向井理の孔明役は、私の期待を裏切らなかった。優美な中国風の衣装を着こなし、あの大きな帽子も何食わぬ顔で常にかぶっていた(時々そこからゆるりと煙が出て、ヘンテコないい雰囲気を醸し出していた)。その格好で現代日本に溶け込んで(?)暮らしている。それだけで面白い。話し方も表情も身のこなしもあまりに堂々と落ち着いた感じで、「なんかこの人、変じゃない?」と思っても、そのツッコミを容易に入れられないほど隙がない感じだった。
向井理には、こんなコメディー風の登場人物に説得力を持たせ、いつの間にか”この人が本当にいてくれてもいいなぁ”と思わせる魅力があると、孔明を見ながら思った。

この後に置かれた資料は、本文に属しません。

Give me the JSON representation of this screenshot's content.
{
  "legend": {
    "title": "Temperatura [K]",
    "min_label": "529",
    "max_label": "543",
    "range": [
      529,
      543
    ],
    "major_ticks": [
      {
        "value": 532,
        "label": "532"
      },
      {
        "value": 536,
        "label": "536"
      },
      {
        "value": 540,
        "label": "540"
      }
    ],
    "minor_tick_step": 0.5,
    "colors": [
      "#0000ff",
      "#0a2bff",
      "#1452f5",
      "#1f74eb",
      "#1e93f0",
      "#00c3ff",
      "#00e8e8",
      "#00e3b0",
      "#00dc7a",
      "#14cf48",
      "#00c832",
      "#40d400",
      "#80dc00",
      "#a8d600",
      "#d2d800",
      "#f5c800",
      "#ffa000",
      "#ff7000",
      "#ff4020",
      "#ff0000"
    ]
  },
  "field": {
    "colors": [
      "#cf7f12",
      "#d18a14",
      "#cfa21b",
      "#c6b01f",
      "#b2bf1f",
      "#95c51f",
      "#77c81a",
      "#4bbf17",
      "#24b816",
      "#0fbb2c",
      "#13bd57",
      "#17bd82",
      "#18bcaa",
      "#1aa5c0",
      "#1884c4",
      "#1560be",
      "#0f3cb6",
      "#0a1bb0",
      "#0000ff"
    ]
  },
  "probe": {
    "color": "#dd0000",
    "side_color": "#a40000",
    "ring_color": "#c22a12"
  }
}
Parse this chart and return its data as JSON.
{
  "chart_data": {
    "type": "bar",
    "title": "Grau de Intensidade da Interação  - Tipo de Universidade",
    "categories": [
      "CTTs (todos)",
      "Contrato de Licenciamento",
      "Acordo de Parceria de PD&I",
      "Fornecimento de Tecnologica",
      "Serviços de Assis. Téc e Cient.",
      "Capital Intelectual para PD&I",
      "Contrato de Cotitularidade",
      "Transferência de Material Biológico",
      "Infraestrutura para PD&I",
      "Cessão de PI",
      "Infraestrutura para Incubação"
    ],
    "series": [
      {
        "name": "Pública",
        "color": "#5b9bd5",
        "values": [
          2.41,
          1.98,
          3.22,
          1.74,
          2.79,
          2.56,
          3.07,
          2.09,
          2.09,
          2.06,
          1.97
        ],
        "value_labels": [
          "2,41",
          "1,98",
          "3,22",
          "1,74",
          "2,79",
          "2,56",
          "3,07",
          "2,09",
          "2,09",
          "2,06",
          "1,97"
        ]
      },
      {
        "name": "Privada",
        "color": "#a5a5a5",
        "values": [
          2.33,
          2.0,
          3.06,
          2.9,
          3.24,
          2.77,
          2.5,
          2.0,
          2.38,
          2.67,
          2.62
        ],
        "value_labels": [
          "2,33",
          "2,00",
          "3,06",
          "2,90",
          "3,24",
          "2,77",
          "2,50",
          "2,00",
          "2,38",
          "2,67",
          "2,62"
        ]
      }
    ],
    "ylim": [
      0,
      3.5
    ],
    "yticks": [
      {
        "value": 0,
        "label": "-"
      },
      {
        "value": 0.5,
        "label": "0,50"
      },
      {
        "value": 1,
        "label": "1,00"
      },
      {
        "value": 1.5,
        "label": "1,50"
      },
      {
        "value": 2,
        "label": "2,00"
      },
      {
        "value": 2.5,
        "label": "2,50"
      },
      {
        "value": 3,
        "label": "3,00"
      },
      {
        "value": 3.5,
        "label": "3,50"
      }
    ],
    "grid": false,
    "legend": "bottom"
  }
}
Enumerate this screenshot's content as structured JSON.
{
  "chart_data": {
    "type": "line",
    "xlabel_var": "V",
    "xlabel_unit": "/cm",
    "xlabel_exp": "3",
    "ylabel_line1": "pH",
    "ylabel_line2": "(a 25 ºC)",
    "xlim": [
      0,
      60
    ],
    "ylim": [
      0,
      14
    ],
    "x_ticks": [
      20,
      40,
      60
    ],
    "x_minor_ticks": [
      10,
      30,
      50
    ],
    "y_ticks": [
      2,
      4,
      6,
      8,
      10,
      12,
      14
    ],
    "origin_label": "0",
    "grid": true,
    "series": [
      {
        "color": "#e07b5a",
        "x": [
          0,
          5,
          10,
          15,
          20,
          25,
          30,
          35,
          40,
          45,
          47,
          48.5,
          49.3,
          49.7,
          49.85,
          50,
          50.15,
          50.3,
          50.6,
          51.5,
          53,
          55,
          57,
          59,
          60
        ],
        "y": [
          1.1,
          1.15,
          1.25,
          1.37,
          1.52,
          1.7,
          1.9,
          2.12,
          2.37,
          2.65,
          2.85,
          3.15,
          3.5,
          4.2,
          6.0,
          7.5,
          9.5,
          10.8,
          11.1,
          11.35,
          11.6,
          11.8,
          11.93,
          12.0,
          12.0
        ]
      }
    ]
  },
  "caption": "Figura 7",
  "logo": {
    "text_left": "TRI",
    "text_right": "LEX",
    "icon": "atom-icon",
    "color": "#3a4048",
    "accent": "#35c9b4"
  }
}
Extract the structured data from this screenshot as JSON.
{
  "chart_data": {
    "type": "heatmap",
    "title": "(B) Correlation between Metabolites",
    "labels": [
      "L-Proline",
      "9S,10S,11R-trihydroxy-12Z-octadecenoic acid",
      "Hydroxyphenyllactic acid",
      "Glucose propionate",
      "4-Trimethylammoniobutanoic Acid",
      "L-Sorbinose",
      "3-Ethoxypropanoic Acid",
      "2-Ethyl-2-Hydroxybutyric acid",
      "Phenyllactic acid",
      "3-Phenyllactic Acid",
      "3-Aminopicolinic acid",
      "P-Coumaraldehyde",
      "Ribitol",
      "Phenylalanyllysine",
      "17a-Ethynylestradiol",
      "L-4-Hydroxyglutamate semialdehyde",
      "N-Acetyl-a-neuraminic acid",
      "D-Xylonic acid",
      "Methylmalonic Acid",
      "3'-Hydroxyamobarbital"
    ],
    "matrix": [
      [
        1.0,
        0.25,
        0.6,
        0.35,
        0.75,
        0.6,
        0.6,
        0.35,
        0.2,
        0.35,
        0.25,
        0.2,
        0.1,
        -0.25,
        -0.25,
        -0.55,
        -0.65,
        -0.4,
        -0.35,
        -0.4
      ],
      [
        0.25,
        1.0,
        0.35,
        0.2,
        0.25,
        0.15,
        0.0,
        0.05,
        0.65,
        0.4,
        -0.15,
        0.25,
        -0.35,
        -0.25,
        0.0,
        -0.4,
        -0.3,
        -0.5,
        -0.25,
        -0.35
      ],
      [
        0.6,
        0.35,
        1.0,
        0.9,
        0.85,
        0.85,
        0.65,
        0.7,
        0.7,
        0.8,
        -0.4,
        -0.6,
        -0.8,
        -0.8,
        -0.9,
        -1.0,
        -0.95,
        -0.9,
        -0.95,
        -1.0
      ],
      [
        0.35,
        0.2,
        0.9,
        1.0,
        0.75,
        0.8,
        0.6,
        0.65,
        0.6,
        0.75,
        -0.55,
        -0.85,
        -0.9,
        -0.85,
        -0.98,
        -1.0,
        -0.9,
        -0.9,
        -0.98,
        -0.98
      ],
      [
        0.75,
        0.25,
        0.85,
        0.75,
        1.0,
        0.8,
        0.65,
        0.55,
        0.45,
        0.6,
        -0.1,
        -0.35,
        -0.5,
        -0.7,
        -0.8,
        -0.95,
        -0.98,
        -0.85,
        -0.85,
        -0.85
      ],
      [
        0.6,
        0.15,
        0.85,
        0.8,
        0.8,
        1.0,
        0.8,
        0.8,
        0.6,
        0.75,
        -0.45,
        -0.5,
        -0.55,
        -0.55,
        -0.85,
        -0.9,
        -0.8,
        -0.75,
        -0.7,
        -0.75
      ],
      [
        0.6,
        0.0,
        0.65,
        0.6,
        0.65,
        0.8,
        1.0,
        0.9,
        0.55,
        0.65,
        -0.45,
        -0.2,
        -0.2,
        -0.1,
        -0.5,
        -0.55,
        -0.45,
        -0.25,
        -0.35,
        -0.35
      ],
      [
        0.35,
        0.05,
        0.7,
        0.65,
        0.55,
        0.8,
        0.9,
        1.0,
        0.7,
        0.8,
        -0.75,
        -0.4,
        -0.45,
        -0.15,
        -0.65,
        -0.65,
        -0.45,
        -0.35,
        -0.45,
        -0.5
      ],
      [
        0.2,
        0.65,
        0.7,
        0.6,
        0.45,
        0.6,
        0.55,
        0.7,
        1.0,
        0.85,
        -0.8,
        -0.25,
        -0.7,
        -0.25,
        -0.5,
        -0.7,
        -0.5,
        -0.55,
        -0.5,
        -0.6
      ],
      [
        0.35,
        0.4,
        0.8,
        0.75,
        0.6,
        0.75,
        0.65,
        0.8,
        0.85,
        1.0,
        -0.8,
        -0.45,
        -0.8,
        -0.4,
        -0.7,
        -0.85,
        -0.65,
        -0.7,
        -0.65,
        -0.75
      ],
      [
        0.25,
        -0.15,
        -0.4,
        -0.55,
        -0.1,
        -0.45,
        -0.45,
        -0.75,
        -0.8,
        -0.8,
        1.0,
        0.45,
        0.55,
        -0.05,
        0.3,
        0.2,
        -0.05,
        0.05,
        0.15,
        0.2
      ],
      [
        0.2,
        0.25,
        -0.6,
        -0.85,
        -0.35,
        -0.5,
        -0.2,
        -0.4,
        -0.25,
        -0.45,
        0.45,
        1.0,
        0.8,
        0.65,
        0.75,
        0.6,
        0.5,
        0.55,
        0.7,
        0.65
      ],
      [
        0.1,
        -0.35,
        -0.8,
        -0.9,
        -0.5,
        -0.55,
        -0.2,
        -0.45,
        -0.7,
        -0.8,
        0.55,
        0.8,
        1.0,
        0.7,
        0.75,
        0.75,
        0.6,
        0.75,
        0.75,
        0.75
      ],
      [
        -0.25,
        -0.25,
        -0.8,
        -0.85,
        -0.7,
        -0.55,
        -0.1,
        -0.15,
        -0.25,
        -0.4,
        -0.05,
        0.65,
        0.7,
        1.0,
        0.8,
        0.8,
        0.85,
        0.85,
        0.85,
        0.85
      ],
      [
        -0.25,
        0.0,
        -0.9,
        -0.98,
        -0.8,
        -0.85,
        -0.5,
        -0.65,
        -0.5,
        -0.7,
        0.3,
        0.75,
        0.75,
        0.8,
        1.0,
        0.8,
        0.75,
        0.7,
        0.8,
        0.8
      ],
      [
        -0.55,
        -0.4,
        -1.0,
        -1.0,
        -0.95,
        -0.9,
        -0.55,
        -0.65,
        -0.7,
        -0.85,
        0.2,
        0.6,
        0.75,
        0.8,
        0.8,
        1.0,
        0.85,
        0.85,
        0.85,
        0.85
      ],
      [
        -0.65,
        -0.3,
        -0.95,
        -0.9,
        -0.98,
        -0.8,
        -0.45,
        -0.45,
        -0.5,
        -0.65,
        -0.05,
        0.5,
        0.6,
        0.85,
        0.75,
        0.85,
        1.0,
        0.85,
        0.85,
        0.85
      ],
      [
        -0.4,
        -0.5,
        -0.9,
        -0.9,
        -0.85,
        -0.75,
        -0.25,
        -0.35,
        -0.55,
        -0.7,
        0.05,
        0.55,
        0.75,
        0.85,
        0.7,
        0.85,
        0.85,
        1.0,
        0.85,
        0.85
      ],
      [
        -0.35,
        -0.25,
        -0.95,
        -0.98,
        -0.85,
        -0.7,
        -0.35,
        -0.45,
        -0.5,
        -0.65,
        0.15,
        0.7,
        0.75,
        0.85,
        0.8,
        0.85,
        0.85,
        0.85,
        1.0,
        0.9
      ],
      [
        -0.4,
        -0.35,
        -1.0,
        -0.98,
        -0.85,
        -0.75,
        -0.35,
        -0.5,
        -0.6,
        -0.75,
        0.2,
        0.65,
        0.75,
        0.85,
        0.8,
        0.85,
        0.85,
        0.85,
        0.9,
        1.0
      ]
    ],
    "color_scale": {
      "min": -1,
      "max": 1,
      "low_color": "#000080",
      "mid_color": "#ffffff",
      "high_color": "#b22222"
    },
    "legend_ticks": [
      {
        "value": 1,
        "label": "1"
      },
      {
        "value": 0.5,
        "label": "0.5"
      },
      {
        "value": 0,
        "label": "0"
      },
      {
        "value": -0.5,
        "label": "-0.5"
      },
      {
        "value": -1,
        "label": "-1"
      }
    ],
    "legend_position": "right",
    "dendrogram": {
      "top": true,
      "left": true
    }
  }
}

他に気に入っていたのは、孔明の主君・劉備役でディーン・フジオカが出ていたこと。久しぶりに彼の中国語も聞けて嬉しかった。それから、ライブハウスBBラウンジのオーナー・小林役の森山未來が、豹柄のスーツに金髪とサングラスといういでたちを我がものにしていてかっこよかったところ。あんなド派手な服装を着こなしつつどこか情に熱いところがあって三国志に詳しい、という人物を違和感なく演じる森山未來ってやはり魅力的な役者だ。
物語のラストは、私は好きだった。静かに感動して終わるのは、ちょっと寂しかったから。孔明の泣き笑いと、それを見た事情を知らない英子の「え、何?怖い、怖い、怖い・・・」というちょっと引いた反応がおかしくて、明るい気持ちで見終われたことが今の私には嬉しかった。
かっこいいのはわかってるけど、笑える役の向井理をまたみたい。